Starting simple: To get started I will implement a rate limiting rule which limits 5 requests per minute to our login page from a specified IP along with the basic OWASP rules from terraform code upload by traveloka . Below is our main.tf with the aws_waf_owasp_top_10_rules created for this test.
- main.tf which references our newly created aws_waf_owasp_top_10_rules module
- The aws_waf_owasp_top_10_rules module
Step 3 – Validate functions of AWS WAF
To confirm blocking based on the rate limiting rule I am using Apache’s Benchmarking tool, ab.
ab -v 3 -n 2000 -c 100 https://<my_target.com.au>/login > ab_2000_100_waf_test.log
This command logs request headers (-v 3 for verbosity of output), makes 2000 requests (-n 2000) and conducts those request 100 concurrently (-c 100). I can then see failed requests by tailing the output:
tail -f ./ab_2000_100_waf_test.log | grep -i response
All looks good for the rate limiting based blocking, though it appears that blocking does not occur are exactly 2000 requests in the 5 minute period. It also appears that there is a significant (5-10min) delay on metrics coming through to the WAF stats in the AWS console.

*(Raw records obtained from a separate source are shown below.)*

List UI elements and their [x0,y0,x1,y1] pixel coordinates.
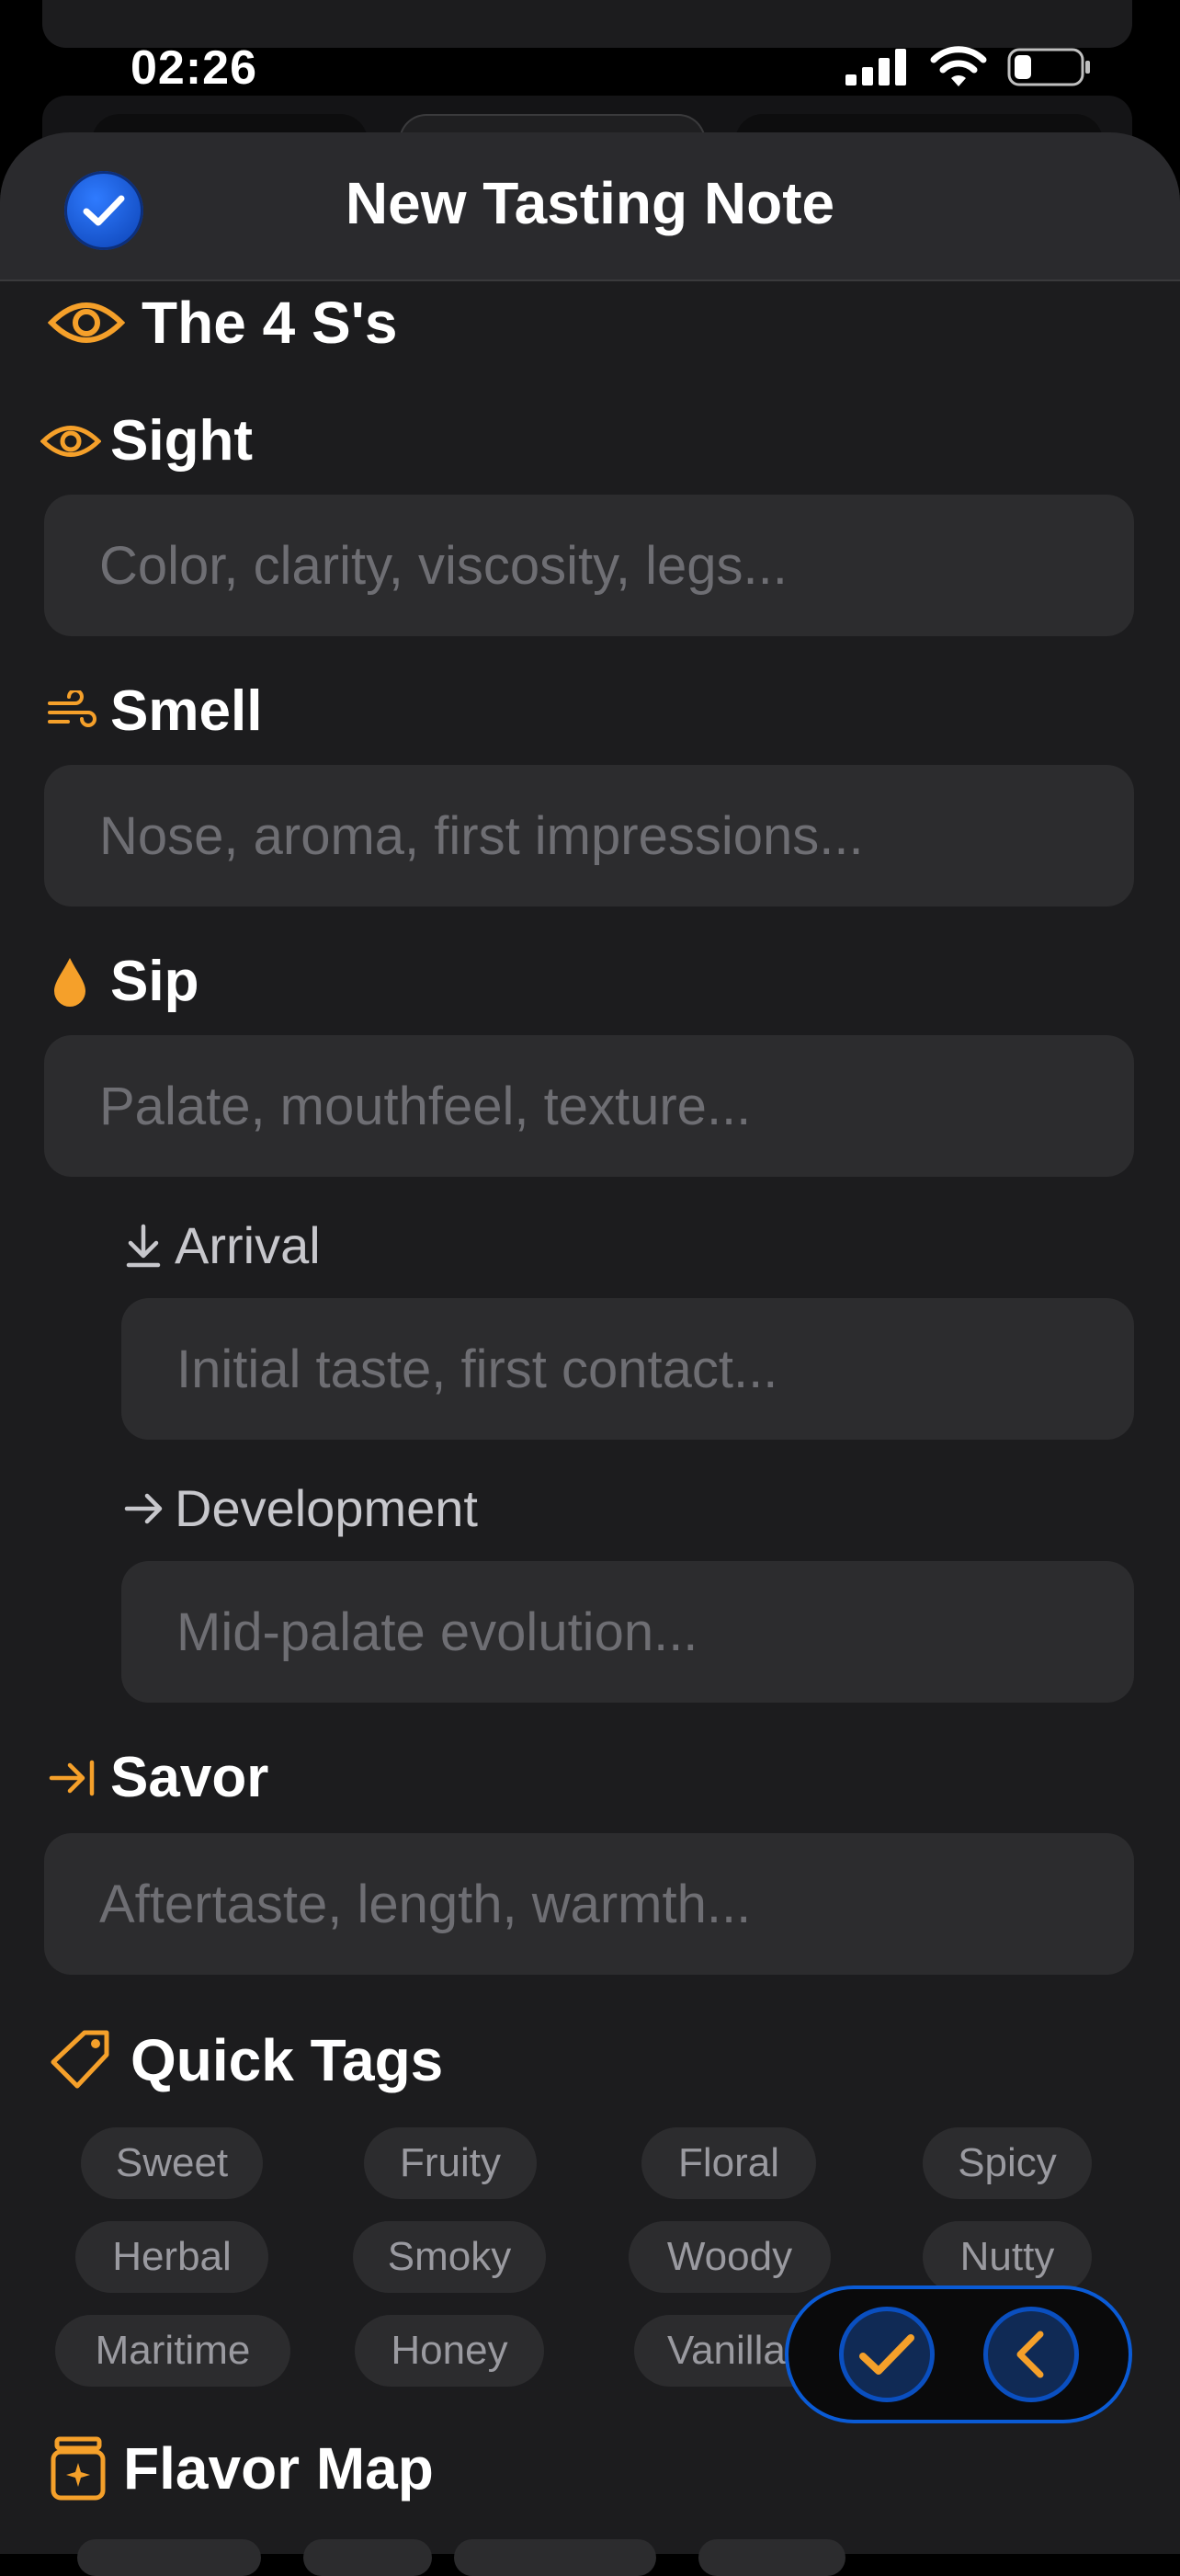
flavor-map-header: Flavor Map [48,2434,434,2502]
status-time: 02:26 [130,41,257,95]
sheet-title: New Tasting Note [345,170,835,236]
arrival-placeholder: Initial taste, first contact... [176,1339,778,1399]
eye-icon [40,425,101,457]
development-placeholder: Mid-palate evolution... [176,1601,698,1662]
save-button[interactable] [838,2307,935,2402]
tasting-note-sheet: New Tasting Note The 4 S's Sight Color, … [0,132,1180,2554]
four-s-header: The 4 S's [48,289,397,357]
wind-icon [48,690,96,727]
arrow-down-to-line-icon [126,1224,161,1267]
smell-placeholder: Nose, aroma, first impressions... [99,805,864,866]
savor-label-row: Savor [48,1745,268,1810]
arrow-right-icon [124,1493,163,1523]
tag-chip[interactable]: Floral [641,2127,816,2199]
flavor-map-pill[interactable] [77,2539,261,2576]
development-input[interactable]: Mid-palate evolution... [121,1561,1134,1703]
arrow-right-to-line-icon [49,1760,95,1795]
tag-chip[interactable]: Smoky [353,2221,546,2293]
tag-icon [51,2030,109,2089]
smell-input[interactable]: Nose, aroma, first impressions... [44,765,1134,906]
smell-label: Smell [110,679,263,743]
wifi-icon [930,46,987,86]
sip-label: Sip [110,950,199,1013]
sight-placeholder: Color, clarity, viscosity, legs... [99,535,788,596]
tag-chip[interactable]: Nutty [923,2221,1092,2293]
tag-chip[interactable]: Honey [355,2315,544,2387]
jar-sparkle-icon [51,2436,106,2501]
savor-label: Savor [110,1746,269,1809]
status-bar: 02:26 [0,0,1180,138]
cellular-signal-icon [845,49,906,85]
savor-input[interactable]: Aftertaste, length, warmth... [44,1833,1134,1975]
flavor-map-pill[interactable] [698,2539,845,2576]
development-label: Development [175,1479,478,1537]
sight-input[interactable]: Color, clarity, viscosity, legs... [44,495,1134,636]
arrival-input[interactable]: Initial taste, first contact... [121,1298,1134,1440]
tag-chip[interactable]: Herbal [75,2221,268,2293]
sheet-header: New Tasting Note [0,132,1180,281]
section-title-quick-tags: Quick Tags [130,2027,444,2093]
arrival-label: Arrival [175,1216,321,1274]
flavor-map-pill[interactable] [303,2539,432,2576]
sip-input[interactable]: Palate, mouthfeel, texture... [44,1035,1134,1177]
tag-chip[interactable]: Fruity [364,2127,537,2199]
quick-tags-header: Quick Tags [48,2026,443,2094]
floating-action-bar [785,2285,1132,2423]
back-button[interactable] [982,2307,1079,2402]
smell-label-row: Smell [48,678,262,744]
drop-icon [54,957,85,1007]
tag-chip[interactable]: Maritime [55,2315,290,2387]
section-title-flavor-map: Flavor Map [123,2435,434,2502]
sight-label: Sight [110,409,253,473]
sight-label-row: Sight [40,408,253,473]
flavor-map-pill[interactable] [454,2539,656,2576]
battery-icon [1007,48,1090,86]
tag-chip[interactable]: Spicy [923,2127,1092,2199]
section-title-four-s: The 4 S's [142,290,398,356]
arrival-label-row: Arrival [123,1215,321,1275]
tag-chip[interactable]: Woody [629,2221,831,2293]
checkmark-icon [858,2334,914,2375]
eye-icon [48,302,125,343]
chevron-left-icon [1016,2331,1043,2378]
development-label-row: Development [123,1478,478,1538]
sip-placeholder: Palate, mouthfeel, texture... [99,1076,752,1136]
sip-label-row: Sip [51,949,199,1014]
tag-chip[interactable]: Sweet [81,2127,263,2199]
savor-placeholder: Aftertaste, length, warmth... [99,1874,752,1934]
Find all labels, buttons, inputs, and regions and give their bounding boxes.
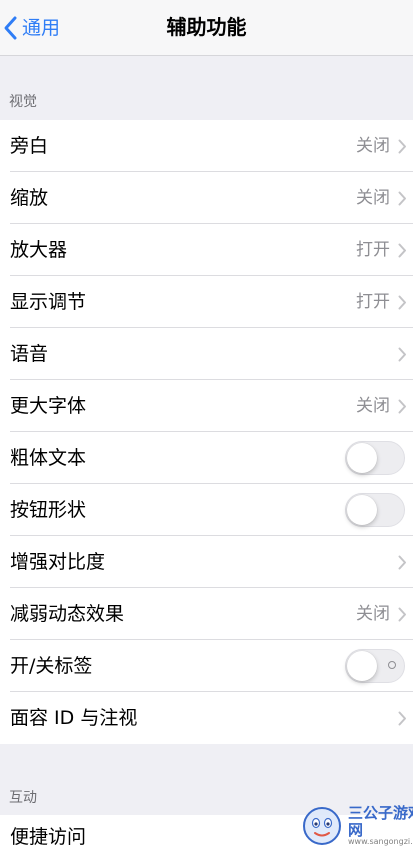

The blocks are HTTP 403 responses from the ELB:
WARNING: Response code not 2xx (403) LOG: header received: HTTP/1.1 403 Forbidden Server: awselb/2.0 Date: Mon, 01 Jul 2019 22:39:11 GMT Content-Type: text/html Content-Length: 134 Connection: close
After success on the rate limiting rule, the OWASP Top 10 mitigation rules need to be tested. I will use Owasp Zap to generate some malicious traffic and see when happen!
So it works – which is good, but I am not really confident about the effectiveness of the OWASP rules (as implemented on the AWS WAF). For now, they will do… but some tuning will probably be desirable as all of the requests OWASP ZAP made contained (clearly) malicious content but only 7% (53 / 755) of the requests were blocked by the WAF service. It will be interesting to see if there are false positives (valid requests that are blocked) when I conduct step 4, performance testing.
Step 4 – Conduct performance test using AWS WAF service, and
Conducting a load test with https://app.loadimpact.com demonstrated that the AWS WAF service is highly unlikely to become a bottleneck (though this may differ for other applications and implementations).
Step 5 – Migrate PROD to the AWS WAF service.
Our environment is fully ‘terraformed’, implementing the AWS WAF service as part of our terraform code was working within an hour or so (which is good time for me!).